This week we used meat from our old laying hens to make cat food for our two barn cats, Ailsa Craig (named after an onion variety that we grow on the farm) and Ruby Moon (named after a hyacinth bean flower variety). Ailsa Craig and Ruby Moon became part of the farm crew in summer 2016 to perform the very official and important task of rodent patrol, a job they relish and perform to a high standard. As a result of their presence, the mouse activity around the barn has nearly disappeared, and we brought in higher quality vegetable produce with less rodent damage this growing season. Given their obvious success at finding food, some folks ask why we would feed these excellent hunters additional food at all, but we’ve heard and found true that they hunt more prolifically for pleasure and not just survival when we provide them with the means towards a full belly.
So how do the laying hens fit into this story?
Our laying hens produce approximately one egg a day (technically, one egg every 26-plus hours) for their productive lives, but egg production decreases significantly after two years. Our two-year-old batch of 66 hens has lately been producing about six eggs daily, meaning that they’ve reached the end of their productive lives. At this point, we could let them live out their natural lives or send them to slaughter for food, but neither of these makes good economic sense: in the first case, we would give up valuable space and pay out significant feed costs for no output. Though we could eat them ourselves – old hen is delicious if slow cooked for a long time, given the toughness of the meat on a bird that’s been walking and pecking and foraging for a long life – the cost of slaughter is more than the collective value of the meat off our petite poultry.
Last year we landed on a third option, and we started slaughtering chickens with students and turning it into a nutrient dense homemade cat food for Ruby and Ailsa. Though it makes some people squeamish to talk about, I’ll admit that I very much enjoy slaughtering with students. We hold the animals on our farm with dignity through the whole of their lives, and it’s always felt unsettling that food safety legislation dictates that meat served through our commercial kitchen must be slaughtered at a USDA- or state-licensed facility. I understand – and appreciate! – the intention of that legislation from a food safety perspective, but I also believe in the power of engaging with the whole of our food system and taking responsibility for holding our animals with dignity through their deaths as well. Because these old laying hens are not for human consumption, we’re able to slaughter and process them on campus.
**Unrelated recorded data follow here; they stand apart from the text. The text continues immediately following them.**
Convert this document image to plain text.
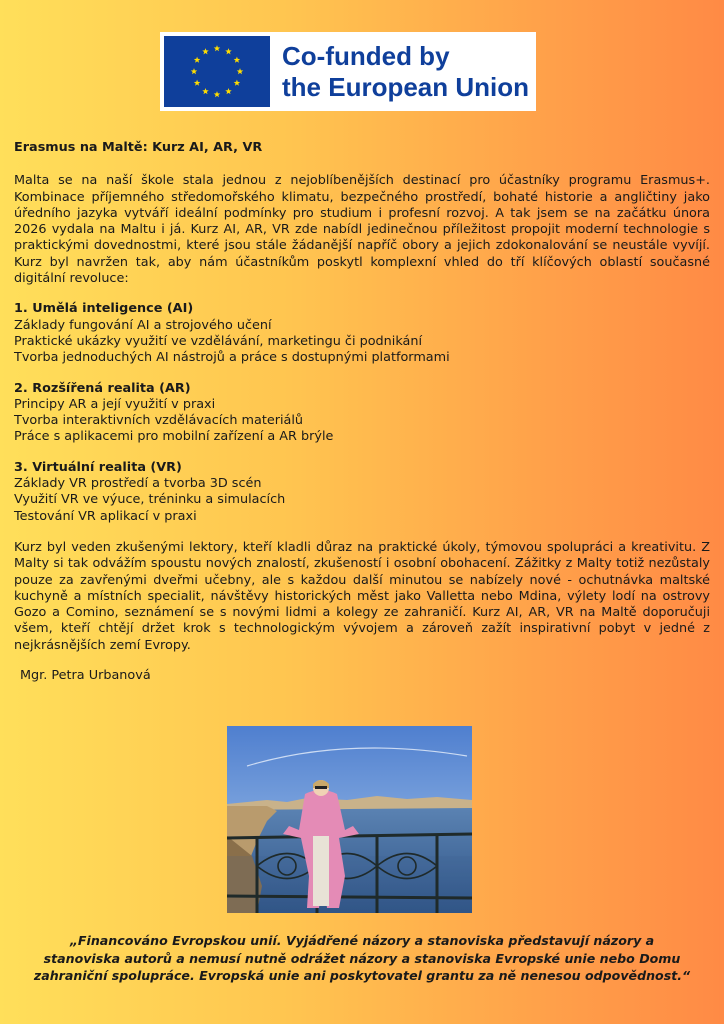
Co-funded by
the European Union
Erasmus na Maltě: Kurz AI, AR, VR

Malta se na naší škole stala jednou z nejoblíbenějších destinací pro účastníky programu Erasmus+. Kombinace příjemného středomořského klimatu, bezpečného prostředí, bohaté historie a angličtiny jako úředního jazyka vytváří ideální podmínky pro studium i profesní rozvoj. A tak jsem se na začátku února 2026 vydala na Maltu i já. Kurz AI, AR, VR zde nabídl jedinečnou příležitost propojit moderní technologie s praktickými dovednostmi, které jsou stále žádanější napříč obory a jejich zdokonalování se neustále vyvíjí. Kurz byl navržen tak, aby nám účastníkům poskytl komplexní vhled do tří klíčových oblastí současné digitální revoluce:

1. Umělá inteligence (AI)
Základy fungování AI a strojového učení
Praktické ukázky využití ve vzdělávání, marketingu či podnikání
Tvorba jednoduchých AI nástrojů a práce s dostupnými platformami
2. Rozšířená realita (AR)
Principy AR a její využití v praxi
Tvorba interaktivních vzdělávacích materiálů
Práce s aplikacemi pro mobilní zařízení a AR brýle
3. Virtuální realita (VR)
Základy VR prostředí a tvorba 3D scén
Využití VR ve výuce, tréninku a simulacích
Testování VR aplikací v praxi

Kurz byl veden zkušenými lektory, kteří kladli důraz na praktické úkoly, týmovou spolupráci a kreativitu. Z Malty si tak odvážím spoustu nových znalostí, zkušeností i osobní obohacení. Zážitky z Malty totiž nezůstaly pouze za zavřenými dveřmi učebny, ale s každou další minutou se nabízely nové - ochutnávka maltské kuchyně a místních specialit, návštěvy historických měst jako Valletta nebo Mdina, výlety lodí na ostrovy Gozo a Comino, seznámení se s novými lidmi a kolegy ze zahraničí. Kurz AI, AR, VR na Maltě doporučuji všem, kteří chtějí držet krok s technologickým vývojem a zároveň zažít inspirativní pobyt v jedné z nejkrásnějších zemí Evropy.

Mgr. Petra Urbanová
„Financováno Evropskou unií. Vyjádřené názory a stanoviska představují názory a stanoviska autorů a nemusí nutně odrážet názory a stanoviska Evropské unie nebo Domu zahraniční spolupráce. Evropská unie ani poskytovatel grantu za ně nenesou odpovědnost.“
Over the course of Tuesday and Thursday work programs this week, twenty total students opted into the chicken slaughter work program. There were some grim faces and nervous giggles at the start, but inquisitiveness and intention and sheer awe won through in the end. (An aside: a student a few years ago wrote in a Literature and the Land paper about his process of learning to slaughter chickens from me. When I expressed interest in reading the piece of writing, he warned, “I may have overwritten you for dramatic effect.” After reading it, I laughed and agreed: his paper read, “I watched the innocence drain from Megan’s eyes as the knife glinted in the sun.” Hysterical.) Though I didn’t see innocence drain from anyone’s eyes during the process of the two-hour work programs, I did see students grapple with their role in taking the life of an animal, hold steadfastly to the birds as they died, treat the process with respect, and light up with questions as we eviscerated the animals. One particular highlight was finding eggs inside the birds: in the few that were still productive, we sometimes found one fully formed egg and then a line of yolks of various sizes: today’s egg, tomorrow’s, the next day’s, and so on, all the way back to a cluster of tiny pin-head sized future eggs.
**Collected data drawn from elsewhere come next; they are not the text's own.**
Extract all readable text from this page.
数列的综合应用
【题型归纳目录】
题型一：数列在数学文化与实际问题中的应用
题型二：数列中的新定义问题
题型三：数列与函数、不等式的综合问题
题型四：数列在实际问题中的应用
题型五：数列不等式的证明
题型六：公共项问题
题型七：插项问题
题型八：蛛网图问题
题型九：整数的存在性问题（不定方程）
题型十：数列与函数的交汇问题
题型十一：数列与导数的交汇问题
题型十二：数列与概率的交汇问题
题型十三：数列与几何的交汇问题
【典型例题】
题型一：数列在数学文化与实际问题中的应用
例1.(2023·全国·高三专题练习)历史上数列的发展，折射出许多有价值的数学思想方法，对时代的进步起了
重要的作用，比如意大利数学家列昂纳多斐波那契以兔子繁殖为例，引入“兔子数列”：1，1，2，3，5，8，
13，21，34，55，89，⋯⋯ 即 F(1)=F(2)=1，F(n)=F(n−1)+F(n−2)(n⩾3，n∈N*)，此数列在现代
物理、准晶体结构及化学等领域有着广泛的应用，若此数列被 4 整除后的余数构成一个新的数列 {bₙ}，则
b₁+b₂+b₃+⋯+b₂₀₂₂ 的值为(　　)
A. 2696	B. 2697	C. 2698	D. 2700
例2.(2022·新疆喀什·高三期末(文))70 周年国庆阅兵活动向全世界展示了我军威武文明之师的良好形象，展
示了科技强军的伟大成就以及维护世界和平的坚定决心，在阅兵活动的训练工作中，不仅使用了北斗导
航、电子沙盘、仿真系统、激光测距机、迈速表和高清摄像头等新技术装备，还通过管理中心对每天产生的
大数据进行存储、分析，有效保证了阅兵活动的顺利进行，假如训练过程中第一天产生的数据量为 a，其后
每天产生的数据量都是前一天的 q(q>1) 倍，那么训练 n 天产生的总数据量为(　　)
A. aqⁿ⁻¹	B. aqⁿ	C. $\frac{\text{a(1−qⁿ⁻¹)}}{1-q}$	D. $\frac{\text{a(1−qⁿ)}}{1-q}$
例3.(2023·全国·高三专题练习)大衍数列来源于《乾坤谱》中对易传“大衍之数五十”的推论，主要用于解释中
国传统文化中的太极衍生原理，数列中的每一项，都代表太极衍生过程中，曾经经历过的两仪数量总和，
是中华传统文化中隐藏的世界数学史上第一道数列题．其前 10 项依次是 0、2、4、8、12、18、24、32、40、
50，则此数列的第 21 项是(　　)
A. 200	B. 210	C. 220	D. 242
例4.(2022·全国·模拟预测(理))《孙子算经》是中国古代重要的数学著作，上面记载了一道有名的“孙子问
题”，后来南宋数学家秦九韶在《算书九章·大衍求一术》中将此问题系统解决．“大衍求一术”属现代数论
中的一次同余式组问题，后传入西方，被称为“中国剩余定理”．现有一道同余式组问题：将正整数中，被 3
On Friday work program, two students worked with Lisa Beneman, Farmer/Educator to make 450 cat food portions, which we lovingly call meat muffins, since we freeze them in muffin tins for easy access all winter. The cat food recipe is an adaptation from one published by the Feline Nutrition Foundation and includes chicken meat, heart, and liver, in addition to egg yolks, egg shells, and vitamins and minerals. Starting next week, we’ll add a meat muffin to the cats’ bit of dry cat food each day until the stock runs out, and they are bonkers for it. As soon as meat muffin season begins, Ailsa and Ruby are yowling at the door each morning when I wake up in the house attached to the barn.
One hundred new layer chicks arrived by mail six weeks ago and moved into newly-emptied coop after the slaughter wrapped up. And so the cycle continues.
I don’t say that callously or lightly: I steep in gratitude for the ways that energy cycles through this farm and for the interconnectedness of it all. We eat from this land in order to feed it with our tending and care, and the relationship between old hens and our cats is part of that extended process.